Optimism isn’t my first reaction to that catalog of catastrophes, but as president of the Mackinac Center, it’s my job to find a way to turn bad things around and advance the good.
What does that look like now? There is no research paper, no policy forum, no lawsuit, no model legislation to addresses all that ails us, and no silver bullet that eliminates even one of our pressing problems.
I spoke with a former corporate crisis communications expert last week. Her counsel to CEOs who are (fairly or not) on the hot seat was “go back to home base.” Tell the people what core values and competencies you can bring to bear on the crisis.
Our long-term readers know our bedrock commitment to free-market policies as a way to advance liberty and prosperity for all people. But our true leverage underlies even that.
We won’t persuade anyone of the efficacy of free-market policies without a more fundamental commitment to civic virtue. Brink Lindsey of the Niskanen Center says the “prime directive” of democratic civic virtue is, “Treat all your fellow citizens, regardless of their political views, as your civic and political equals.”
Brink and I were once colleagues at the libertarian Cato Institute. I especially like to quote Brink in this context since the Niskanen Center and I have not always agreed. (Niskanen’s president kindly asked me to step down from its advisory board over a policy disagreement.)
I believe the “prime directive,” if observed by everyone, would defuse nearly all the crises I named. This can’t be achieved by command or fiat. It has to be modeled. People must adopt it because they see it as the proper way to behave to restore constructive discourse instead of fuel corrosive conflict.

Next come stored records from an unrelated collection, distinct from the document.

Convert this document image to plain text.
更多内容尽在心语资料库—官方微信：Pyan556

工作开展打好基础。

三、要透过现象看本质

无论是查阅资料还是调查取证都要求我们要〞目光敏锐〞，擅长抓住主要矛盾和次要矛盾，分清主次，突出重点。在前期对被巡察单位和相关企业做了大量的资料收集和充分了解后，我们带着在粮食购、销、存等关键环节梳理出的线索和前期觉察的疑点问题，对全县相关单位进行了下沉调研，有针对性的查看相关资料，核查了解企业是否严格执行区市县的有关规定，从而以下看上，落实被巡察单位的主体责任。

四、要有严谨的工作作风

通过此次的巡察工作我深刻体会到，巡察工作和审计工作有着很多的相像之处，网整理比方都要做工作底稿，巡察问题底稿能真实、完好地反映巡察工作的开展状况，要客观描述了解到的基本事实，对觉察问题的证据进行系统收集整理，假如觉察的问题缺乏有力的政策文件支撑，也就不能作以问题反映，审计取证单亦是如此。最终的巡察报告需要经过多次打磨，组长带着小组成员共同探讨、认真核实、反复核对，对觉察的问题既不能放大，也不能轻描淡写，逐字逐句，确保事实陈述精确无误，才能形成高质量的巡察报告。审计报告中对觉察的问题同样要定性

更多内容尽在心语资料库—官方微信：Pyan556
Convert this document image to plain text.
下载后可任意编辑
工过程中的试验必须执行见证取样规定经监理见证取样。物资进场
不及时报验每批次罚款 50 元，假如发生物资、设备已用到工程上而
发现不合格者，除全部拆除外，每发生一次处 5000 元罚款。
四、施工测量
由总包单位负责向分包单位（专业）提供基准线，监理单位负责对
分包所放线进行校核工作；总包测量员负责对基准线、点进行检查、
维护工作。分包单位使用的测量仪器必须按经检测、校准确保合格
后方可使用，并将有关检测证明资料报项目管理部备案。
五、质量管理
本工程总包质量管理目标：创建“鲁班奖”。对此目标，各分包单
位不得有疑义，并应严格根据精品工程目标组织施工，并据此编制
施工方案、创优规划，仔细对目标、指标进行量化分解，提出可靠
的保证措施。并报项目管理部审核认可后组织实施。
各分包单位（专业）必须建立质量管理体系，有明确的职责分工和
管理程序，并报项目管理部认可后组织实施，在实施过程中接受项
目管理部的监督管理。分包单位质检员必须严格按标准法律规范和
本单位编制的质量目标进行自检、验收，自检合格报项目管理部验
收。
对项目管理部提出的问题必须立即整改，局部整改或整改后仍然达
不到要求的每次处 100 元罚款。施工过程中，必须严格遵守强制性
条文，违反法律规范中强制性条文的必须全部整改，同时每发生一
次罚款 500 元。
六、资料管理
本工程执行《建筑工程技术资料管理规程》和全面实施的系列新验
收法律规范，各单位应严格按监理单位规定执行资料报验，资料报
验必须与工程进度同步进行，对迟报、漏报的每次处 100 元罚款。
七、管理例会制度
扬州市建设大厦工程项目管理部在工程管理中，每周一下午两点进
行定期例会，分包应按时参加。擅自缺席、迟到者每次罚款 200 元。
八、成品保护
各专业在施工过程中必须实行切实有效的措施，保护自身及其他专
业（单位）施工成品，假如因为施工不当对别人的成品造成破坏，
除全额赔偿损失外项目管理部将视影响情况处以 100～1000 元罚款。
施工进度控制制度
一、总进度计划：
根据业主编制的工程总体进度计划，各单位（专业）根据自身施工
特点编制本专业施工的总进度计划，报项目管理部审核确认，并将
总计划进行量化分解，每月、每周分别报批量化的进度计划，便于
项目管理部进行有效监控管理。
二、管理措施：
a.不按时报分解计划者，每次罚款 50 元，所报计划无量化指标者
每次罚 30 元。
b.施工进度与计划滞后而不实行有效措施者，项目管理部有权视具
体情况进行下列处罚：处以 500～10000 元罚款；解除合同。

Our work normally involves challenging the status quo and the plans of others to expand government. But we don’t personally attack the defenders of the status quo or the proponents of expansive government.
We presume goodwill whenever possible, we acknowledge what our opponents get right, and we admit the limits of our own policy prescriptions. We don’t automatically ascribe evil motives to our opponents’ ideas and we don’t get personal. Even if we hit hard, we hit fair.
One think tank modeling civic virtue is no silver bullet. But we can’t expect others to do what we won’t do ourselves, and it’s hard to have hope that leads to optimism without a broad and renewed commitment to the basic dignity of all people, regardless of what views they hold.